Using continuations to solve the same-fringe problem
----------------------------------------------------

The problem
-----------

We've seen two solutions to the same fringe problem so far.  
The problem, recall, is to take two trees and decide whether they have
the same leaves in the same order.

<pre>
 ta            tb          tc
 .             .           .
_|__          _|__        _|__
|  |          |  |        |  |
1  .          .  3        1  .
  _|__       _|__           _|__
  |  |       |  |           |  |
  2  3       1  2           3  2

let ta = Node (Leaf 1, Node (Leaf 2, Leaf 3));;
let tb = Node (Node (Leaf 1, Leaf 2), Leaf 3);;
let tc = Node (Leaf 1, Node (Leaf 3, Leaf 2));;
</pre>

So `ta` and `tb` are different trees that have the same fringe, but
`ta` and `tc` are not.

The simplest solution is to map each tree to a list of its leaves,
then compare the lists.  But because we will have computed the entire
fringe before starting the comparison, if the fringes differ in an
early position, we've wasted our time examining the rest of the trees.

The second solution was to use tree zippers and mutable state to
simulate coroutines (see [[coroutines and aborts]]).  In that
solution, we pulled the zipper on the first tree until we found the
next leaf, then stored the zipper structure in the mutable variable
while we turned our attention to the other tree.  Because we stopped
as soon as we find the first mismatched leaf, this solution does not
have the flaw just mentioned of the solution that maps both trees to a
list of leaves before beginning comparison.

Since zippers are just continuations reified, we expect that the
solution in terms of zippers can be reworked using continuations, and
this is indeed the case.  Your assignment is to show how.

TO-DO LIST for solving the problem
----------------------------------

1.  Review the simple but inefficient solution (easy).
2.  Understand the zipper/mutable state solution in [[coroutines and aborts]] (harder).

3.  Two obvious approaches: 

a.  Review the list-zipper/list-continuation example given in
    class in [[from list zippers to continuations]]; then
    figure out how to re-functionalize the zippers used in the zipper
    solution.

b.  Review the tree_monadizer application of continuations that maps a
tree to a list of leaves in [[manipulating trees with monads]].  Spend
some time trying to understand exactly what it does.  Suggestion:
compute the transformation for a tree with two leaves, performing all
beta reduction by hand using the definitions for bind_continuation and
so on.  If you take this route, study the description of streams (a
particular kind of data structure) below.  The goal will be to arrange
for the continuation-flavored tree_monadizer to transform a tree into
a stream instead of into a list.  Once you've done that, completing
the same-fringe problem will be easy. 

-------------------------------------

Whichever method you choose, here are some goals to consider.

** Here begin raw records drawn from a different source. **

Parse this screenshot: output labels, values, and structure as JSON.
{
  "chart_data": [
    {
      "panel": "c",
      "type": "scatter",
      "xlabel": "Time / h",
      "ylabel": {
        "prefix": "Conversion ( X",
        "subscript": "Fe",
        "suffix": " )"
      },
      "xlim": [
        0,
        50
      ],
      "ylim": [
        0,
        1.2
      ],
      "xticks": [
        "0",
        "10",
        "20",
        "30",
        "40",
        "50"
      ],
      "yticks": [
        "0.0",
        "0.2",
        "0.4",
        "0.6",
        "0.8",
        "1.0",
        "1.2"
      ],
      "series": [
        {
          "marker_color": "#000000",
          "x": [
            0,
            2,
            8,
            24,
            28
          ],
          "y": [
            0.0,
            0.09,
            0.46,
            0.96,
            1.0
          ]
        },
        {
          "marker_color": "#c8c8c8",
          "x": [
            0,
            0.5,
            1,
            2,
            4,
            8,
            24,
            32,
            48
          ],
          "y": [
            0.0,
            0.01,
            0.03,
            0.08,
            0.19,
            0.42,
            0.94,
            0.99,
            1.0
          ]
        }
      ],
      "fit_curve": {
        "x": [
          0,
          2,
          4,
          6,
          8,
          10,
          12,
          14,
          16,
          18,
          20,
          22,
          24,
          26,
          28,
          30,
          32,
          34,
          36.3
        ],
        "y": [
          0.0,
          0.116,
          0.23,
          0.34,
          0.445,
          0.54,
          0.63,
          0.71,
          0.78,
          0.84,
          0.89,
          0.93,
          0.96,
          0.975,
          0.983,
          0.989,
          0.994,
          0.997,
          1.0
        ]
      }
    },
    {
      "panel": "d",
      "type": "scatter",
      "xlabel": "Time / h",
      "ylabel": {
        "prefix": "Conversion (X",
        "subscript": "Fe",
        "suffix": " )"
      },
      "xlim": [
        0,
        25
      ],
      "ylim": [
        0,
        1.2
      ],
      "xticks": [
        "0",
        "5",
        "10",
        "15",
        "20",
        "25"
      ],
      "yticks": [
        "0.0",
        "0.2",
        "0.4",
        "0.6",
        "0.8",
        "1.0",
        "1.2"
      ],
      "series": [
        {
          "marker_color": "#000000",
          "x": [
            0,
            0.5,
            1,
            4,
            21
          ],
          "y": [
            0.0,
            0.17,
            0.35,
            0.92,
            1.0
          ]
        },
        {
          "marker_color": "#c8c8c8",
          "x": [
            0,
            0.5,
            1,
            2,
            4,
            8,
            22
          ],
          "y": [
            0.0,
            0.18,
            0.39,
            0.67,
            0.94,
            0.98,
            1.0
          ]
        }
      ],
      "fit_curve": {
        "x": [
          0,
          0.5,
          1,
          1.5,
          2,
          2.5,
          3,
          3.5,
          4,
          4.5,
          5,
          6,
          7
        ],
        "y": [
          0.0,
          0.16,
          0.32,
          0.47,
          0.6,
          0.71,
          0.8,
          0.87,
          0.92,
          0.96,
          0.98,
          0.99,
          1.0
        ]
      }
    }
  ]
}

1.  Make sure that your solution gives the right results on the trees
given above.

2.  Make sure your function works on trees that contain only a single
leaf, and when the two trees have different numbers of leaves.

3.  Figure out a way to prove that your solution satisfies the
requirements of the problem, in particular, that when the trees differ
in an early position, your code does not waste time visiting the rest
of the tree.  One way to do this is to add print statements to your
functions so that every time you visit a leaf (say), a message is
printed on the output.  

4.  What if you had some reason to believe that the trees you were
going to compare were more likely to differ in the rightmost region?
What would you have to change in your solution so that it compared the
fringe from right to left?

Streams
-------

A stream is like a list in that it contains a series of objects (all
of the same type, here, type `'a`).  It differs from a list in that
the tail of the list is left uncomputed until needed.  We will turn
the stream on and off by thunking it (see class notes for [[week6]] 
on thunks, as well as [[assignment5]]). 

    type 'a stream = End | Next of 'a * (unit -> 'a stream);;

The first object in the stream corresponds to the head of a list,
which we pair with a stream representing the rest of a the list.
There is a special stream called `End` that represents a stream that
contains no (more) elements, analogous to the empty list `[]`.

Actually, we pair each element not with a stream, but with a thunked
stream, that is, a function from the unit type to streams.  The idea
is that the next element in the stream is not computed until we forced
the thunk by applying it to the unit:

<pre>
# let rec make_int_stream i = Next (i, fun () -> make_int_stream (i + 1));;
val make_int_stream : int -> int stream = [fun]
# let int_stream = make_int_stream 1;;
val int_stream : int stream = Next (1, [fun])         (* First element: 1 *)
# match int_stream with Next (i, rest) -> rest;;      
- : unit -> int stream = [fun]                        (* Rest: a thunk *)

(* Force the thunk to compute the second element *)
# (match int_stream with Next (i, rest) -> rest) ();;
- : int stream = Next (2, [fun])      
</pre>

You can think of `int_stream` as a functional object that provides
access to an infinite sequence of integers, one at a time.  It's as if
we had written `[1;2;...]` where `...` meant "continue indefinitely".